Casey Pick, a 19-year-old sophomore, was walking to a women's symposium later that night when Dunn stopped her. Pick thought Dunn seemed dazed. Dunn asked for directions, and the two women walked together. Dunn did not mention her car, Pick said, but seemed nervous and frightened.

Dunn was scheduled to speak, Pick said, but told the group she could not because her car had just been vandalized. Someone called campus police, and Pick walked Dunn to her car.

"It was appalling," Pick said. "Glass was everywhere, and she was visibly shaken." Pick remembered that Dunn asked her several times to read the graffiti aloud.

Pick helped organize one of the campus rallies held later that week.

"I looked into her eyes, and I know she couldn't possibly have done this to herself," she said.

A day after her car was damaged, Dunn spoke with The Times.

"I'm the No. 1 person who's been speaking out, and it [the graffiti wording] said, 'Shut up,' that's what led me to believe it was targeted toward me," Dunn said.

How would vandals have known her Honda?

"They could have easily seen me walking to my car," Dunn said.

Dunn said she believed it was one of her students or a friend of a student. She was converting to Judaism, something her students would know. One slur was anti-Semitic.

A week later, police said they had found two people who had seen Dunn vandalize her own car.

Dunn claimed at first that $1,700 in property, including a CD player and a briefcase, had been stolen, said sources who requested anonymity for fear of being disciplined. Dunn later told investigators the items had turned up.

When informed by a reporter that police believed she savaged her own car, Dunn denied the allegation.

"I'm concerned. I'm enraged," said Dunn, who blamed the campus administration for failing to deal with hate crimes. "They're making a huge hullabaloo over me, a white woman. What about the African Americans," being called racial epithets, she asked, "and the Jews dealing with swastikas?"

Pamela Gann, president of Claremont McKenna College, said no swastikas or racist name-calling incidents have been reported in recent years.

Jennifer Groscup, an assistant professor at John Jay College of Criminal Justice in New York, shared an office at the University of Nebraska with Dunn for three years. They quickly discovered a common bond — both hailed from New Jersey. They enjoyed meals, movies and music. Simon and Garfunkel were favorites.

"She always put herself out for people," Groscup said. When Groscup moved, for instance, Dunn hauled boxes. If Groscup was too busy to get lunch, Dunn brought food.

Groscup said she was "absolutely shocked" to learn of the hate crime. "She's such a nice person, I can't imagine her provoking that kind of anger in someone else."

When police said Dunn was a suspect, Groscup didn't believe it. "I can't imagine her ever doing something like that."

Police and court records show Dunn's other side.

On Sept. 24, 1999, she was arrested and charged with driving without a license and with fictitious license plates, said Officer Katherine Finnell, a Lincoln police spokeswoman.

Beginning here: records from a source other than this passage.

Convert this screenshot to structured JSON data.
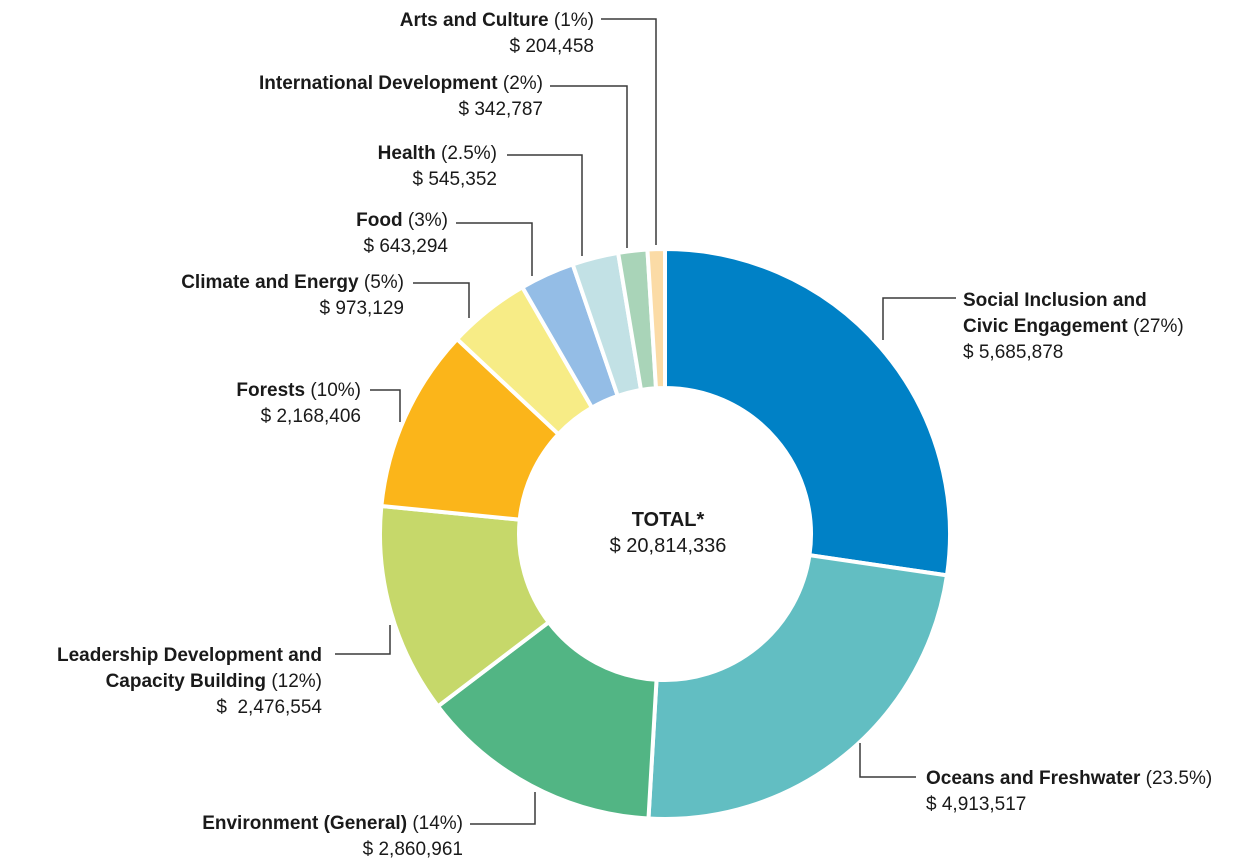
{
  "chart_data": {
    "type": "pie",
    "center_label": {
      "title": "TOTAL*",
      "value": "$ 20,814,336"
    },
    "slices": [
      {
        "name": "Social Inclusion and Civic Engagement",
        "name_line1": "Social Inclusion and",
        "name_line2": "Civic Engagement",
        "percent_label": "(27%)",
        "percent": 27,
        "amount_label": "$ 5,685,878",
        "amount": 5685878,
        "color": "#0081c6"
      },
      {
        "name": "Oceans and Freshwater",
        "percent_label": "(23.5%)",
        "percent": 23.5,
        "amount_label": "$ 4,913,517",
        "amount": 4913517,
        "color": "#62bec2"
      },
      {
        "name": "Environment (General)",
        "percent_label": "(14%)",
        "percent": 14,
        "amount_label": "$ 2,860,961",
        "amount": 2860961,
        "color": "#52b584"
      },
      {
        "name": "Leadership Development and Capacity Building",
        "name_line1": "Leadership Development and",
        "name_line2": "Capacity Building",
        "percent_label": "(12%)",
        "percent": 12,
        "amount_label": "$  2,476,554",
        "amount": 2476554,
        "color": "#c6d86a"
      },
      {
        "name": "Forests",
        "percent_label": "(10%)",
        "percent": 10,
        "amount_label": "$ 2,168,406",
        "amount": 2168406,
        "color": "#fbb51a"
      },
      {
        "name": "Climate and Energy",
        "percent_label": "(5%)",
        "percent": 5,
        "amount_label": "$ 973,129",
        "amount": 973129,
        "color": "#f7ec86"
      },
      {
        "name": "Food",
        "percent_label": "(3%)",
        "percent": 3,
        "amount_label": "$ 643,294",
        "amount": 643294,
        "color": "#94bde6"
      },
      {
        "name": "Health",
        "percent_label": "(2.5%)",
        "percent": 2.5,
        "amount_label": "$ 545,352",
        "amount": 545352,
        "color": "#c2e1e5"
      },
      {
        "name": "International Development",
        "percent_label": "(2%)",
        "percent": 2,
        "amount_label": "$ 342,787",
        "amount": 342787,
        "color": "#a9d4b8"
      },
      {
        "name": "Arts and Culture",
        "percent_label": "(1%)",
        "percent": 1,
        "amount_label": "$ 204,458",
        "amount": 204458,
        "color": "#fbdba6"
      }
    ]
  }
}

Dunn paid $75 in fines, said chief prosecutor John McQuinn.

On Dec. 31, 1999, Lincoln police arrested Dunn for shoplifting, Finnell said. On that day, she said, Dunn hid a $30 pink sweater in her purse while she was in the dressing room of a clothing store. A store employee called police, Finnell said.

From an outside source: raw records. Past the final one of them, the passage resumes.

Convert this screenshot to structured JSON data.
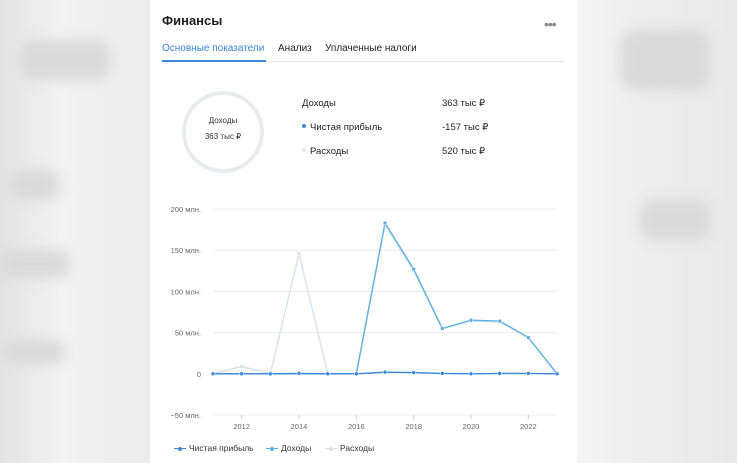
{
  "card": {
    "title": "Финансы",
    "more_label": "•••"
  },
  "tabs": [
    {
      "label": "Основные показатели",
      "active": true
    },
    {
      "label": "Анализ",
      "active": false
    },
    {
      "label": "Уплаченные налоги",
      "active": false
    }
  ],
  "donut": {
    "label": "Доходы",
    "value": "363 тыс ₽"
  },
  "summary": [
    {
      "label": "Доходы",
      "value": "363 тыс ₽",
      "marker_color": ""
    },
    {
      "label": "Чистая прибыль",
      "value": "-157 тыс ₽",
      "marker_color": "#3b87d6"
    },
    {
      "label": "Расходы",
      "value": "520 тыс ₽",
      "marker_color": "#dde7ef"
    }
  ],
  "colors": {
    "accent": "#3b87d6",
    "profit": "#3b87d6",
    "income": "#5fb0e0",
    "expense": "#d3e2ec"
  },
  "chart_data": {
    "type": "line",
    "x": [
      2011,
      2012,
      2013,
      2014,
      2015,
      2016,
      2017,
      2018,
      2019,
      2020,
      2021,
      2022,
      2023
    ],
    "ylim": [
      -50,
      200
    ],
    "yticks": [
      -50,
      0,
      50,
      100,
      150,
      200
    ],
    "ytick_labels": [
      "−50 млн.",
      "0",
      "50 млн.",
      "100 млн.",
      "150 млн.",
      "200 млн."
    ],
    "xticks": [
      2012,
      2014,
      2016,
      2018,
      2020,
      2022
    ],
    "xtick_labels": [
      "2012",
      "2014",
      "2016",
      "2018",
      "2020",
      "2022"
    ],
    "grid": true,
    "legend_position": "bottom-left",
    "series": [
      {
        "name": "Чистая прибыль",
        "color": "#3b87d6",
        "values": [
          0,
          0,
          0,
          0.5,
          0,
          0,
          2,
          1.5,
          0.5,
          0,
          0.5,
          0.5,
          0
        ]
      },
      {
        "name": "Доходы",
        "color": "#5fb0e0",
        "values": [
          0,
          0,
          0,
          0,
          0,
          0,
          183,
          127,
          55,
          65,
          64,
          44,
          0
        ]
      },
      {
        "name": "Расходы",
        "color": "#d3e2ec",
        "values": [
          0,
          9,
          0,
          146,
          0,
          0,
          181,
          125,
          55,
          64,
          63,
          44,
          0
        ]
      }
    ]
  }
}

The charges against Dunn were dismissed in exchange for her paying court costs, McQuinn said.

Less than a year later, on Sept. 29, 2000, a Dillard's department store employee saw Dunn putting a shoe box in a shopping bag, Finnell said. A police officer found Dunn's shopping bag contained a pair of red size 7 shoes and some Liz Claiborne jewelry: three bracelets, a necklace and a pair of earrings, Finnell said — about $141 worth of merchandise from Dillard's.

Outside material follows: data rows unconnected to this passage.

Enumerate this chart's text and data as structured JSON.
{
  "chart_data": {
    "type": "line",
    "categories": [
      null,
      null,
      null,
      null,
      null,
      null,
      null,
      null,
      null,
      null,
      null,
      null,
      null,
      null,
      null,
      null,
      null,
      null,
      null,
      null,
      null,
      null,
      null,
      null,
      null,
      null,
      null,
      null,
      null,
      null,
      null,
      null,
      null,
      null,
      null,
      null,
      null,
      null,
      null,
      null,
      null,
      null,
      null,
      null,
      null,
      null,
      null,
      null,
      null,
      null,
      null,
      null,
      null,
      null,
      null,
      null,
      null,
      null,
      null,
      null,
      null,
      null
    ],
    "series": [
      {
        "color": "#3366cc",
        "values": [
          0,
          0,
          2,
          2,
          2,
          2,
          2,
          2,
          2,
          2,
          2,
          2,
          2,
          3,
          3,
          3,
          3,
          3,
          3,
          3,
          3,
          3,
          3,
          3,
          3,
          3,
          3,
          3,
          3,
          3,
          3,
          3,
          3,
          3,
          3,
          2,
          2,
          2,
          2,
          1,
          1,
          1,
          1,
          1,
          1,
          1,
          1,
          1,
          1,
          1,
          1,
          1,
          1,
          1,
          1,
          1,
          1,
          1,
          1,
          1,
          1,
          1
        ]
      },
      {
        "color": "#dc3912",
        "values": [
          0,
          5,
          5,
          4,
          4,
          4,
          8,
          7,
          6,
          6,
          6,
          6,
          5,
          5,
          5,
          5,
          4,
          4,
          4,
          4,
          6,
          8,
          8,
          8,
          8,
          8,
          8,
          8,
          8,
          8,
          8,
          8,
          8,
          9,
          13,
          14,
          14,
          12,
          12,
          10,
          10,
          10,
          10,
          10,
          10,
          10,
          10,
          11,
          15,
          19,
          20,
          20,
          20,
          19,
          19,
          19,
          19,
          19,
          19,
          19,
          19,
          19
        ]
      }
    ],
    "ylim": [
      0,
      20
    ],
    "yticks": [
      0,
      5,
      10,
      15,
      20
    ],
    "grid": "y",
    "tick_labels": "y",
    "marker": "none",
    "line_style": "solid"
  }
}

Dunn also was carrying $403 worth of steak knives, utility knives and a pair of black size 6 Enzo Angiolini shoes from a store next door, Finnell said.

In a written report, police described Dunn as "belligerent and uncooperative," refusing to give her name.

Dunn was charged with shoplifting, possession of stolen property and refusal to comply with police, court records show.

Arrest warrants had to be issued after Dunn failed to appear in court for both the shoplifting and license violations, Finnell said.